4: Opening and Closing Credits
Lastly, I have to create the open and closing credits. Oh, God... I have SO MANY people to list, so many associate producers. This is going to be a longass scrolling credits. I imagine it will be about 5 minutes run. I will make sure the composer create music for the opening and closing credits.
So people, this process is long and tedious. In fact, some of the creative team will be contracted on defer pay. It's not easy finding the ones who are willing to accept it. We're still under our postproduction budget. However, we will make it work!!!! You cannot rush the creative process that's why we have moved the sneak peek premiere in the fall. We will be working throughout the summer.
I will see you all at the red-carpet! I will update again where we are later summer. Please follow us on Facebook. It's the only way!
In the first picture:
Watching their reactions while they watch my work-in-progress creation is the most important feeling for a #screenwriter. Jubil and Christina are not seen in the picture.
In second picture is Robert Hura, a special effects artist whom I met at Sundance Film Festival this year.

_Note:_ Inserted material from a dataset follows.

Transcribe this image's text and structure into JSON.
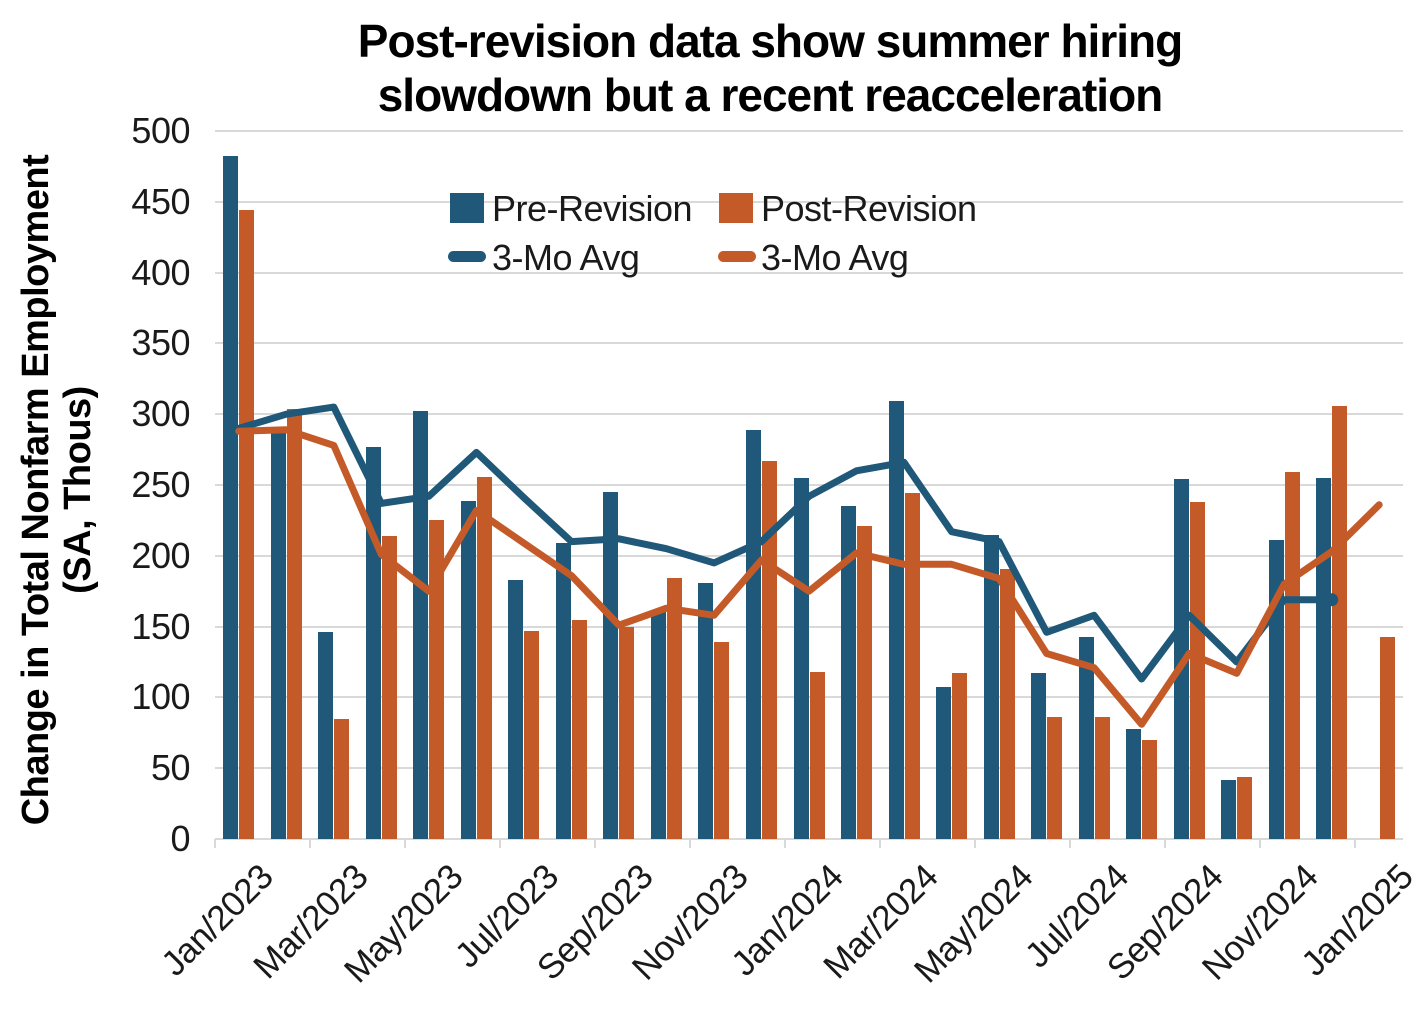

As seen in the picture, I'm conversing with Robert Hura, a special effect artist for the film, "The Beast of the Southern Wild." This film was nominated for four Oscars and several accolades. I was describing special effect shots I need done for The Shattered Mind. The basic editing for the film is done. Since I'm new in the VFX department, Robert suggested that I take screen shots of the work I need done so he can analyze them and read the script before taking on the job. MY GUT TELLS ME, HE'S GOING TO DO IT. HE'S CURRENTLY ATTENDING CANNES FILM FESTIVAL. LUCKY GUY!